Coral reefs are threatened by global bleaching, spurring a need to improve upon reef restoration practices. Yet the strong capacity for corals and their symbionts to acclimatize to their local environment has brought into question whether or not corals that are temperature tolerant in one setting will lose that tolerance elsewhere. We show that variation in bleaching resilience among intraspecific colonies is maintained in novel environments for four species, and can be used to construct bleaching-resistant coral nurseries for restoration. By focusing on the host genotype and symbiont genus and its importance in stock selection, we demonstrate a path forward for reef restoration in the face of climate change.

Abstract

Ecological restoration of forests, meadows, reefs, or other foundational ecosystems during climate change depends on the discovery and use of individuals able to withstand future conditions. For coral reefs, climate-tolerant corals might not remain tolerant in different environments because of widespread environmental adjustment of coral physiology and symbionts. Here, we test if parent corals retain their heat tolerance in nursery settings, if simple proxies predict successful colonies, and if heat-tolerant corals suffer lower growth or survival in normal settings. Before the 2015 natural bleaching event in American Samoa, we set out 800 coral fragments from 80 colonies of four species selected by prior tests to have a range of intraspecific natural heat tolerance. After the event, nursery stock from heat-tolerant parents showed two to three times less bleaching across species than nursery stock from less tolerant parents. They also retained higher individual genetic diversity through the bleaching event than did less heat-tolerant corals. The three best proxies for thermal tolerance were response to experimental heat stress, location on the reef, and thermal microclimate. Molecular biomarkers were also predictive but were highly species specific. Colony genotype and symbiont genus played a similarly strong role in predicting bleaching. Combined, our results show that selecting for host and symbiont resilience produced a multispecies coral nursery that withstood multiple bleaching events, that proxies for thermal tolerance in restoration can work across species and be inexpensive, and that different coral clones within species reacted very differently to bleaching.

  • coral resilience
  • climate change
  • bleaching
  • American Samoa
  • restoration

Footnotes

  • ↵1To whom correspondence should be addressed. Email: spalumbi{at}stanford.edu.
  • Author contributions: M.K.M. and S.R.P. designed research; M.K.M. performed research; M.K.M. and S.R.P. analyzed data; and M.K.M. and S.R.P. wrote the paper.

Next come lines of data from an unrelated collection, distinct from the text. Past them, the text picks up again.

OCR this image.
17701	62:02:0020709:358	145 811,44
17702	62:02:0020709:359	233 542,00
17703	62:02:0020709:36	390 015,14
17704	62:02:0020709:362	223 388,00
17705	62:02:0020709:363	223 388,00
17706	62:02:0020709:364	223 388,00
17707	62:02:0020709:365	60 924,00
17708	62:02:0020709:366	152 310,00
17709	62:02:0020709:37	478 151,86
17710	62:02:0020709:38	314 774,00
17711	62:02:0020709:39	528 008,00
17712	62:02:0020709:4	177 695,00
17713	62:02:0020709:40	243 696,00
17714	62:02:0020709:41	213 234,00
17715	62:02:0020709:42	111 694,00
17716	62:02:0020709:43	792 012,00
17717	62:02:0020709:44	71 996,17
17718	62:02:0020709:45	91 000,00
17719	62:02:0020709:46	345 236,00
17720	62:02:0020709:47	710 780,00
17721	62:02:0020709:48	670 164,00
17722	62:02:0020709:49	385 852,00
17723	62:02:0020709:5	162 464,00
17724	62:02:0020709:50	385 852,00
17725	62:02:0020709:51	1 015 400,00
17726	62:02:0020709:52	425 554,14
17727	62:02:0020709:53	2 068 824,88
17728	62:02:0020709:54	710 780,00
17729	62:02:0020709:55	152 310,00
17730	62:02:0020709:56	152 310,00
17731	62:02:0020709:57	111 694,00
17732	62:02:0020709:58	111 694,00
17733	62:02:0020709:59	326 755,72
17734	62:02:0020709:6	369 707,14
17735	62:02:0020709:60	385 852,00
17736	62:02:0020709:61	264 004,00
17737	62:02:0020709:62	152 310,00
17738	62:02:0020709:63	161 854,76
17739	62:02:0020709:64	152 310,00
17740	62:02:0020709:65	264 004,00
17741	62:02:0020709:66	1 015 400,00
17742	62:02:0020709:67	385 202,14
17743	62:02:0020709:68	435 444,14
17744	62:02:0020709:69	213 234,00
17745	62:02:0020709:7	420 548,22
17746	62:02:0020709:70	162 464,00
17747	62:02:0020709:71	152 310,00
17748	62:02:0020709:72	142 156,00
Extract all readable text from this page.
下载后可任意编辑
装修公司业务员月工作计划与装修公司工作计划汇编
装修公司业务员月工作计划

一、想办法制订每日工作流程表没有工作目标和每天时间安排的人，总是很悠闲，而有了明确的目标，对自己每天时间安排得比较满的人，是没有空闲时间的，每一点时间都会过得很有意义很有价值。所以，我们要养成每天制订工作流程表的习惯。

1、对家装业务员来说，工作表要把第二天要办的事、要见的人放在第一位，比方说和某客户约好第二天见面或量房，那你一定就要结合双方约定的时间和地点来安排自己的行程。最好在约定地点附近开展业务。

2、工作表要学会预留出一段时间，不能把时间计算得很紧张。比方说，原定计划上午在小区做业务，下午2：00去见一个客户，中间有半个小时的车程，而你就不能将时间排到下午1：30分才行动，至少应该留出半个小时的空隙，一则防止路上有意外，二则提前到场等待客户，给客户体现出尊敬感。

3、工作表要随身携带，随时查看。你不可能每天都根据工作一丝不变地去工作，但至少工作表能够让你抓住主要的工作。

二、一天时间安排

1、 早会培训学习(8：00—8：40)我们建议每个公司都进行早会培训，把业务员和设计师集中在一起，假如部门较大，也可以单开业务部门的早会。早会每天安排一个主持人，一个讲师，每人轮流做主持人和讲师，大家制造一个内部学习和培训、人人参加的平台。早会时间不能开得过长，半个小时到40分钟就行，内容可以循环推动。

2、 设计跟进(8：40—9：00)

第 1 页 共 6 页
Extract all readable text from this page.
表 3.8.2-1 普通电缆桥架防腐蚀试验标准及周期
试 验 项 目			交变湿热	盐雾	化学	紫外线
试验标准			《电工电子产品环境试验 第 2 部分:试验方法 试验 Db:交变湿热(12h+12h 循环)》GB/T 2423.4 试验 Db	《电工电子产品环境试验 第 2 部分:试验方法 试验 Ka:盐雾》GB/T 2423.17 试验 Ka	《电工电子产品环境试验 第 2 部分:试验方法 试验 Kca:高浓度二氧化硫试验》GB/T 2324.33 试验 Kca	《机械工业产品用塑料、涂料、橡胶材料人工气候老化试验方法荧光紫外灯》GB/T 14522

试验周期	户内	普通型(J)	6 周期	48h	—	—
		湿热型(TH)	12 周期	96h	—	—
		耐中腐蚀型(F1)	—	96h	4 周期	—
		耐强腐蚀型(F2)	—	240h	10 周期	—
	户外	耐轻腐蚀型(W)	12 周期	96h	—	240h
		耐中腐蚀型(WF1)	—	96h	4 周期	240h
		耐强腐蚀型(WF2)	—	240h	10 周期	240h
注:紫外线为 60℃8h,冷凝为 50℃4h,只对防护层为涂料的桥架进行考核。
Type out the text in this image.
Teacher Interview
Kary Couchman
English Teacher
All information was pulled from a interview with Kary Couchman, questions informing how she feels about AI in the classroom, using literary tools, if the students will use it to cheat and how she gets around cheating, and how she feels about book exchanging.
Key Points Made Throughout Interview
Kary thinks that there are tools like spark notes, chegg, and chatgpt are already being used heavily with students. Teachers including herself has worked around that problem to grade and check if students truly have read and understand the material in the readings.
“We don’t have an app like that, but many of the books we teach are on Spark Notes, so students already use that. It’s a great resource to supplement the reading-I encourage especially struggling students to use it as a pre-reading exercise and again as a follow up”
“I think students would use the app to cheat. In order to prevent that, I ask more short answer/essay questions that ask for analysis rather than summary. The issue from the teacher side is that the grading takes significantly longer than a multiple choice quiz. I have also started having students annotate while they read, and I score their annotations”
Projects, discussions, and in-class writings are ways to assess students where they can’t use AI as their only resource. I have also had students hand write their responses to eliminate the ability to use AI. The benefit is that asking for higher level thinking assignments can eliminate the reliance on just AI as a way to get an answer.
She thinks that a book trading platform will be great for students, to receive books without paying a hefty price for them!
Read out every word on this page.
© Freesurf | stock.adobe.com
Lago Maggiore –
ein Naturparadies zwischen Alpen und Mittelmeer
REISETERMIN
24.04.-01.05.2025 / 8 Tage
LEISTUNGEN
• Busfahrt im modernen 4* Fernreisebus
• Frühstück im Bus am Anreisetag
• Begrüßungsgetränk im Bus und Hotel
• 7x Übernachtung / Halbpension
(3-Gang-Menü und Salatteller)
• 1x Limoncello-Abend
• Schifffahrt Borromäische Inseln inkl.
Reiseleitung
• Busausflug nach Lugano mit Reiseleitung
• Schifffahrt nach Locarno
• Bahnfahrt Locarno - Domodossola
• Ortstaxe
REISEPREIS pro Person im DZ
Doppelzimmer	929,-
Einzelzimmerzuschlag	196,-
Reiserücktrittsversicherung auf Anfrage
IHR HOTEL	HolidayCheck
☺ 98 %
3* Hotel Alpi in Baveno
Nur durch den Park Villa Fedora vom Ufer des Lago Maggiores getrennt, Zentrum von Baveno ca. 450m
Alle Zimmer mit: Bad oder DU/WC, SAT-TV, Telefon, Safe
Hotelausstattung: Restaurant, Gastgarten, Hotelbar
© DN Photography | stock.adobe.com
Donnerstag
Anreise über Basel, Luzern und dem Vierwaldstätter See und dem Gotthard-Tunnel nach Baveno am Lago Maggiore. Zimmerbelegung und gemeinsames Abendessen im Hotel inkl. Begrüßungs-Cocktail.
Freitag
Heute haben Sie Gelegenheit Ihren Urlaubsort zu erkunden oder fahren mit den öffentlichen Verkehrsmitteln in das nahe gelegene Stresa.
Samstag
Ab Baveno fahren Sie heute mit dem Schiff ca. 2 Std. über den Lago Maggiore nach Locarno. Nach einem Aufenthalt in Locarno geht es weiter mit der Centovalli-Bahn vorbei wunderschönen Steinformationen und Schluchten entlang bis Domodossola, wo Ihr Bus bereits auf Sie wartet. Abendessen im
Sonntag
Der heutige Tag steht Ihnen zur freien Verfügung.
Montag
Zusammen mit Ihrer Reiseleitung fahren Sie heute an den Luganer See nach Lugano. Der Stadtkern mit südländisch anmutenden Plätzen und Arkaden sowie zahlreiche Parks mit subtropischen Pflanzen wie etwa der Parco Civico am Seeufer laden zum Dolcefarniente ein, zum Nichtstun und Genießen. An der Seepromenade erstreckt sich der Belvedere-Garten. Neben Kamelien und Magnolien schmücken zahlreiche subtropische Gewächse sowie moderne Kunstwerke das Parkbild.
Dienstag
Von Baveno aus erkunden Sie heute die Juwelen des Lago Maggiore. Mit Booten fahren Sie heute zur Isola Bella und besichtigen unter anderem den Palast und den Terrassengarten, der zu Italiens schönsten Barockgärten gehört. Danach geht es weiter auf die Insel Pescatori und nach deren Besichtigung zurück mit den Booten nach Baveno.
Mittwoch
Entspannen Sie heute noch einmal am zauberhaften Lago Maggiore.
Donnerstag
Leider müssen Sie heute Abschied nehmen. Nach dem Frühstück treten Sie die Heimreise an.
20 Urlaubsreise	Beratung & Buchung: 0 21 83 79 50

  • Reviewers: A.C.B., University of Miami; L.K., Boston University; and N.K., Smithsonian Institution.

  • The authors declare no conflict of interest.

  • Data deposition: BioProject accession numbers for Sequence Read Archive of the fastq files are available at PRJNA529901 for Acropora gemmifera, PRJNA529902 for Pocillopora damicornis, and PRJNA529904 for Acropora hyacinthus.

  • This article contains supporting information online at www.pnas.org/lookup/suppl/doi:10.1073/pnas.1721415116/-/DCSupplemental.

  • Copyright © 2019 the Author(s). Published by PNAS.

This open access article is distributed under Creative Commons Attribution-NonCommercial-NoDerivatives License 4.0 (CC BY-NC-ND).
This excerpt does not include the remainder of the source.